随着农业科学技术的深入研究和发展,我国在主要粮食作物高水平基因资源创新、分子育种、现代节水灌溉、配方施肥和先进农业机械等多个方面取得了重大进展[28]。通过这些科技手段,可以培育出更优良的作物品种,提供好产前、产中和产后全过程的科技服务,进而保证粮食生产、节省劳动力,增加农民的收入,提高农民的种粮积极性[29]。我国还需要进一步做好涉农科研的相关统筹,加大农业科技投入力度,完善产学研协同创新机制,加快农业科技成果转化[30],提高科技进步对粮食生产的贡献率。
土地流转有利于实现土地资源的优化配置和合理使用。通过扩大农业规模化经营,推行农业标准化生产,能够提高农业生产经济效益,实现土地资源的帕累托最优配置[31]。近些年来,我国规模经营发展十分迅速,土地流转市场日趋完善。截至2015年年底,全国土地经营权流转面积达到2.98×107hm2,其中主产区土地流转面积高达2.05×107hm2,占全国比重高达68.7%。全国流转出承包耕地的农户由 2010年的 3.32×107户增加到 6.33×107户,其中主产区流转出耕地农户高达4.28×107户,占全国流转出耕地农户数比重达67.6%。可见规模化经营的趋势是好的,土地经营权流转的速度在加快。但从总体上来看,我国与国外发达国家的规模化程度相比还处在较低的水平上,主产区2 hm2以上规模经营尚不足5%,这与美国等农业发达国家动辄经营规模超过50 hm2相差甚远。
因此,我国急需搭建好服务和保障的平台,规范土地流转流程和合同签订,完善租金支付等机制,为农村土地有序流转、减少矛盾纠纷提供组织保障[32]。同时,国家还要健全农民的再就业培训制度,完善农村养老、医疗等社会保障制度,来保障农民流转出土地以后的合法权益,解除农民土地流转的后顾之忧。
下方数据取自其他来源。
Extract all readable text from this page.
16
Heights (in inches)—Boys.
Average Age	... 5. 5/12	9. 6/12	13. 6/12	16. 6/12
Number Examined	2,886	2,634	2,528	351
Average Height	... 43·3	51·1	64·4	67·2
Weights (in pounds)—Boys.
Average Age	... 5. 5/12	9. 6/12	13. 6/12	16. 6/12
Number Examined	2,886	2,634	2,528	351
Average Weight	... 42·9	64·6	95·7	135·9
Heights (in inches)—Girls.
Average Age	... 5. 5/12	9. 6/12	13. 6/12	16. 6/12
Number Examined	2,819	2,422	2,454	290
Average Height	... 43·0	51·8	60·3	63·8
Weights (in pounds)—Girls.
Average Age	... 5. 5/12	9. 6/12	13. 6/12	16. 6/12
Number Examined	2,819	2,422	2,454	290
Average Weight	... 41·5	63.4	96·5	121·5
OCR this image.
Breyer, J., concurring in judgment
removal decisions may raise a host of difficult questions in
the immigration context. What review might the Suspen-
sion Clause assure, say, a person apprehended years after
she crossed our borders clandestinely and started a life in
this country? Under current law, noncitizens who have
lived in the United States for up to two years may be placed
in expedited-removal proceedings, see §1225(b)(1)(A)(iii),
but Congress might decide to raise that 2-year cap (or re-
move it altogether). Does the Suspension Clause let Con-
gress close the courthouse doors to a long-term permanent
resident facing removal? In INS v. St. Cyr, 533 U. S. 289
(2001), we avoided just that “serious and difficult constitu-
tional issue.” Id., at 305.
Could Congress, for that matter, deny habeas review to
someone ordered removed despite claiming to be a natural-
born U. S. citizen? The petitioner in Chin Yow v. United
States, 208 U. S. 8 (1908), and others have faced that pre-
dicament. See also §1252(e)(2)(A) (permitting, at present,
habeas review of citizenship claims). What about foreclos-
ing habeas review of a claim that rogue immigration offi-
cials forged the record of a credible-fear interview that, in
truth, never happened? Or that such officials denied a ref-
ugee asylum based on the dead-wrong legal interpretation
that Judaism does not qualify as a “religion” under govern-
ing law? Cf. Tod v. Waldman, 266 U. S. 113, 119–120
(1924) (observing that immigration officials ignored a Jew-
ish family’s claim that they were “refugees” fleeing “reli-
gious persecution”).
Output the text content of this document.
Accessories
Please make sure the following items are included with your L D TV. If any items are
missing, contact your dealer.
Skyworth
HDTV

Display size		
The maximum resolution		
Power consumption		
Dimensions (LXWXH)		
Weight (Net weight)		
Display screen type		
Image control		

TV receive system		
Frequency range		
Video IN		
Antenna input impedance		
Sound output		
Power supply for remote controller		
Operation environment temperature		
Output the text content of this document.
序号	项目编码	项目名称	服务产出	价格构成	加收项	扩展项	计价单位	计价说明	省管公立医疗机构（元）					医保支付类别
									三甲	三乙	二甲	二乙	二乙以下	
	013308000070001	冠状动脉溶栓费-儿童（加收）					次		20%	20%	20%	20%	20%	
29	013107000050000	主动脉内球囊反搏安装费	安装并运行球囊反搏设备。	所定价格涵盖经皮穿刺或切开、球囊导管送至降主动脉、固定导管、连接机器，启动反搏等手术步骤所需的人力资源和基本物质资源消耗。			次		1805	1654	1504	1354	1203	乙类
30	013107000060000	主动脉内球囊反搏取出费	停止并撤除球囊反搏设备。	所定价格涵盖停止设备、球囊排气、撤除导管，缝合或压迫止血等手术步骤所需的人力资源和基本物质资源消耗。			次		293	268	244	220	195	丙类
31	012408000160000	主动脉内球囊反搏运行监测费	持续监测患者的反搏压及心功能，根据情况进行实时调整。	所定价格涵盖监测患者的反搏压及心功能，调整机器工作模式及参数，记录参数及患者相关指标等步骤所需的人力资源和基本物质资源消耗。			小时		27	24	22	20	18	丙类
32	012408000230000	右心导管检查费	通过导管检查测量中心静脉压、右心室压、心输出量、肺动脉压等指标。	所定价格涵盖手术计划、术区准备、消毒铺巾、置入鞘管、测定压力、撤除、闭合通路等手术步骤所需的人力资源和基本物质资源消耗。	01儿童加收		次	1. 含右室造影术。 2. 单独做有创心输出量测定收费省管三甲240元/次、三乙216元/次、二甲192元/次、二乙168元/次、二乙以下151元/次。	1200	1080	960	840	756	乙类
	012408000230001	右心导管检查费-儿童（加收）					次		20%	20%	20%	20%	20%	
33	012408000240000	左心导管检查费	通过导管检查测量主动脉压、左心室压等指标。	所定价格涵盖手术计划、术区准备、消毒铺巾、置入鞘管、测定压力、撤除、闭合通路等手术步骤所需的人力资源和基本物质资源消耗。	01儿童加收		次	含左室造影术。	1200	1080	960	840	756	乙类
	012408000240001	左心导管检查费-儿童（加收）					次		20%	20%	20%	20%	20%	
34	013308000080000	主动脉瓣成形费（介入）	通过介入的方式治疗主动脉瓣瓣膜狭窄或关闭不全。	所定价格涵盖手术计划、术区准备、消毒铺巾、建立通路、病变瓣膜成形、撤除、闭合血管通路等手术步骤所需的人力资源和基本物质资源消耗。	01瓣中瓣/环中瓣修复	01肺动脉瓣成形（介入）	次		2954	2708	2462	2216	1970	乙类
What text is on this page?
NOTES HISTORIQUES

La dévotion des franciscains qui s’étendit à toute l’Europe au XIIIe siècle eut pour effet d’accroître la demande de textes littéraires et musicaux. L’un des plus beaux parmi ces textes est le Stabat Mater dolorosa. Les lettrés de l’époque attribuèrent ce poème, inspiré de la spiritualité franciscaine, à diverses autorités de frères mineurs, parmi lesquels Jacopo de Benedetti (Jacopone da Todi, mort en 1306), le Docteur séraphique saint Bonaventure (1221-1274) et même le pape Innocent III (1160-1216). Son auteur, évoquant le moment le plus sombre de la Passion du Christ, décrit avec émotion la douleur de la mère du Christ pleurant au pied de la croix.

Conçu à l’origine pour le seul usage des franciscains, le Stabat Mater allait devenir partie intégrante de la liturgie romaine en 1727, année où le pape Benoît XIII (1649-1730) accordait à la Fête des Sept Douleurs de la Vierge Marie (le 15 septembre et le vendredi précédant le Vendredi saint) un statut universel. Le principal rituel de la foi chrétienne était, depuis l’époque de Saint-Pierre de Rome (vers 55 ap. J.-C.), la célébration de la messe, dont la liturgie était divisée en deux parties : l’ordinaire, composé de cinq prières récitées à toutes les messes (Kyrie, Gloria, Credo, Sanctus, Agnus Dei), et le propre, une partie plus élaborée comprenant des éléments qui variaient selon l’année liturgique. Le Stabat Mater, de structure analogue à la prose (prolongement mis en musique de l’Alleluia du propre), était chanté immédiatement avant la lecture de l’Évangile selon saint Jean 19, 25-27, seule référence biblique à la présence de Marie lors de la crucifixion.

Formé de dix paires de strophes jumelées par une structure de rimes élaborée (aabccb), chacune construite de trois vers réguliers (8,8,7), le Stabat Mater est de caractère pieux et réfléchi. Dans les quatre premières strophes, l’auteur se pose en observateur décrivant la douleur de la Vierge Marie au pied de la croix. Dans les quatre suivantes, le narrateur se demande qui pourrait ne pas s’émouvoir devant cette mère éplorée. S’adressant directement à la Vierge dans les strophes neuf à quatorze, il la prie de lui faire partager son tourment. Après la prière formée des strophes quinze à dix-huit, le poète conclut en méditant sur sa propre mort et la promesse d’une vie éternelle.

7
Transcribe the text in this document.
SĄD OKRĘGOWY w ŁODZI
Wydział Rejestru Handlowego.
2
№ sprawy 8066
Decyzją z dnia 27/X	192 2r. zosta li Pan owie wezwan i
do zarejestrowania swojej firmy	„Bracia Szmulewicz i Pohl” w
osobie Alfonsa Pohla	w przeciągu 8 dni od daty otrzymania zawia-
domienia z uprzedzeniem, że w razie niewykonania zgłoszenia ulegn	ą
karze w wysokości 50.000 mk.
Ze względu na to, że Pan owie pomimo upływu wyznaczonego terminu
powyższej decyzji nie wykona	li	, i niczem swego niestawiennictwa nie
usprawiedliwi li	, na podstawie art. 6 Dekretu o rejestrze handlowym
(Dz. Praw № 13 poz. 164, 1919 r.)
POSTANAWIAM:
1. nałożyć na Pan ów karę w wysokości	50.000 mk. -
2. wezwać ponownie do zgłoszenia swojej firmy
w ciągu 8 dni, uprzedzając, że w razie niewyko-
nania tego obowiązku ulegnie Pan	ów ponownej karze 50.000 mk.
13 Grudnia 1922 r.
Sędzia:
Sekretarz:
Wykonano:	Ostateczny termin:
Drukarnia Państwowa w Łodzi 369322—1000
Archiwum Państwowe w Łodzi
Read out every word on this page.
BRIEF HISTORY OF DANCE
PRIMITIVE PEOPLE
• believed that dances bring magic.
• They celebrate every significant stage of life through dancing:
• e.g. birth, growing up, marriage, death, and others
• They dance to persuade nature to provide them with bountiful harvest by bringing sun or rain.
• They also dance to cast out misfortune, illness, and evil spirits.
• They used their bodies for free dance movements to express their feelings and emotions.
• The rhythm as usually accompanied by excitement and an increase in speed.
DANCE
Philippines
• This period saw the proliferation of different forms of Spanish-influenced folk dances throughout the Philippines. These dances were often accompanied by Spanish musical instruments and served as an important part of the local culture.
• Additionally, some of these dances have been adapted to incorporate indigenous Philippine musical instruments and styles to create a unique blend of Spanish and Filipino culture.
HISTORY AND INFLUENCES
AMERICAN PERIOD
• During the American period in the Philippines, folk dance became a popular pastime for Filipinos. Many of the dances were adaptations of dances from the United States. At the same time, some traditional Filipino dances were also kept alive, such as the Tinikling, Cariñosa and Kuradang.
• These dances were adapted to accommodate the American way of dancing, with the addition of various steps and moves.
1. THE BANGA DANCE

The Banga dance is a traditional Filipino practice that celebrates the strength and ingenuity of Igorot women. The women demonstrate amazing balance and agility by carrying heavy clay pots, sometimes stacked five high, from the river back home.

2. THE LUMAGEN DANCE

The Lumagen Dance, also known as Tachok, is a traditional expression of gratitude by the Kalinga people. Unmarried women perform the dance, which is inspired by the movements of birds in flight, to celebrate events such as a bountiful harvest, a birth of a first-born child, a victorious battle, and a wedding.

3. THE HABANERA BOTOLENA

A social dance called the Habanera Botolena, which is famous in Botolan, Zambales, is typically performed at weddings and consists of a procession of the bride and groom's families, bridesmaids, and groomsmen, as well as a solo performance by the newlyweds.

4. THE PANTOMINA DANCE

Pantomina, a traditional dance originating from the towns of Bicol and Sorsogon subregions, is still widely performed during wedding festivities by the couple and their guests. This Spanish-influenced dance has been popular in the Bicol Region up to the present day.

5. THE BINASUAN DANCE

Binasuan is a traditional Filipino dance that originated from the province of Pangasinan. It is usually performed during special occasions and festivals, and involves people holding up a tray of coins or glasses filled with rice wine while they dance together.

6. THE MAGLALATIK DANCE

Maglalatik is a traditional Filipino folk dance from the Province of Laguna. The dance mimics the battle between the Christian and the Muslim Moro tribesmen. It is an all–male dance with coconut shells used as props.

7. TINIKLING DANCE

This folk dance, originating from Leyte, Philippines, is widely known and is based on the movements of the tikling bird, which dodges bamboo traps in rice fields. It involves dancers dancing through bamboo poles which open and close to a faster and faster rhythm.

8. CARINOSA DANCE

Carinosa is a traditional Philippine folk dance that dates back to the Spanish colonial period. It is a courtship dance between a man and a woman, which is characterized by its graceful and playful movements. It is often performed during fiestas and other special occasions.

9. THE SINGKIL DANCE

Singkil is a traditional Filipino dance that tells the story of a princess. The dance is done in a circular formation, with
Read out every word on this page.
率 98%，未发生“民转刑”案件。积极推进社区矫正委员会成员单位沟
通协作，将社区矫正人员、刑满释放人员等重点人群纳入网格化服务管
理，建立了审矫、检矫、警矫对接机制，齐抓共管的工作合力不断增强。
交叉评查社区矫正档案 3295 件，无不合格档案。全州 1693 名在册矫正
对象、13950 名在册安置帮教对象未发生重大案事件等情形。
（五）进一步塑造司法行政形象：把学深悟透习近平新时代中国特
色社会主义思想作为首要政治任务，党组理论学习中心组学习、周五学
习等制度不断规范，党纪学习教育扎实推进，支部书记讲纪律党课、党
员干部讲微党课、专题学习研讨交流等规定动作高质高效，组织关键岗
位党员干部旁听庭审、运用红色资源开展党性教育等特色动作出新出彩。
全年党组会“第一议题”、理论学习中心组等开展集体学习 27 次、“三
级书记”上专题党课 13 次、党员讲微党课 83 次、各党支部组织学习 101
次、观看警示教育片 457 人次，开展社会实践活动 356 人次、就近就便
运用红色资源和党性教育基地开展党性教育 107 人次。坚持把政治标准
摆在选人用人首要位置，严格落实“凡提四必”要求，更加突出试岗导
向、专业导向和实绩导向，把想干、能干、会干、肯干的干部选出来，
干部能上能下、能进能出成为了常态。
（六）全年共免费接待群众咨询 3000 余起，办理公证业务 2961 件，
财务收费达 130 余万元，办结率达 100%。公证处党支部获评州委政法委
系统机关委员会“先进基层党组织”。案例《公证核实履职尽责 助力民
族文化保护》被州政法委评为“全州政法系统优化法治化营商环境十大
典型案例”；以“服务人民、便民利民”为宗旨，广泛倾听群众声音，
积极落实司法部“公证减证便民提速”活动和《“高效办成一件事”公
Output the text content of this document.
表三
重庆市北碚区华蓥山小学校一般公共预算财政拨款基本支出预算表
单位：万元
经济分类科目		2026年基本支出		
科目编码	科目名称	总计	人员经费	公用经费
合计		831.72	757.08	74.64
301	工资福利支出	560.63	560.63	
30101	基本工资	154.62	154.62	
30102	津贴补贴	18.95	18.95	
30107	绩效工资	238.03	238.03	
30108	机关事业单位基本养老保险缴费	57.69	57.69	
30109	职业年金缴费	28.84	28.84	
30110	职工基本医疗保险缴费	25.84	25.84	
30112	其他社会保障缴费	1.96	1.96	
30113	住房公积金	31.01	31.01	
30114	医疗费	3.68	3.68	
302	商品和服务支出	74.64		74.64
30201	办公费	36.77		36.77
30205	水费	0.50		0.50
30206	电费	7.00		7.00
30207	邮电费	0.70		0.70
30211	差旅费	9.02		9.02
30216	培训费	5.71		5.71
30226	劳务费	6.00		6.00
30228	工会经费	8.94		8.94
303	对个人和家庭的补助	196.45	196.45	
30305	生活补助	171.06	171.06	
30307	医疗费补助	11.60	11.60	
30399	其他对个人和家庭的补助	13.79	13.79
但也要特别注意因经济效益问题导致的土地流转后种植的“非粮化”现象。土地的规模化经营还能够较好的缓解因人口老龄化带来的农业劳动力减少的问题,有利于农村劳动人口的合理流动。规模经营既能让种地意愿比较低的农民从农业劳动中转移出来,也能更好地吸引种粮大户和农业企业等新型经营主体投入到农业生产,“一进一出”能更有利于实现资源优化配置,使土地发挥更大价值。
党的十九大强调坚持新的发展理念和实施乡村振兴战略,要把其作为抓住了“三农”问题的“牛鼻子”。坚持在新思想新理念新要求的指导下,在保护资源环境的基础上,彻底改变过去牺牲资源环境换取农业发展的老路,坚持农业绿色可持续发展,高效利用资源,稳定生态系统,保障质量安全。同时,要注重借鉴吸收国外先进农业理念与方法,例如气候智慧型农业,作为能够可持续地提高生产效率、增强适应性、减少温室气体排放,并可实现国家粮食生产和安全的农业生产与发展模式,在国际上取得了众多成果,且在中国已经开始试点,核心是开展“减排固碳”的关键技术集成与示范,通过建立高产、高效、低排放的农业生产新模式,提高化肥、农药、灌溉水等投入品的利用效率,增加农田土壤碳储量,减少作物系统碳排放。要继续改变过度开发和粗放利用的状况,加强水资源保护,加大农业面源污染防治力度,落实好化肥农药零增长行动,继续种养业废弃物资源化利用、无害化处理,推广高效生态循环农业模式,助推主产区农业走上生态文明发展之路。
在其他方面,主产区还要在加大农业金融支持,加快培育新型农业经营主体,改善农业气象观测、灾害预警水平和减少粮食生产流通损耗等多个方面继续努力,以期达到更好的粮食保障能力。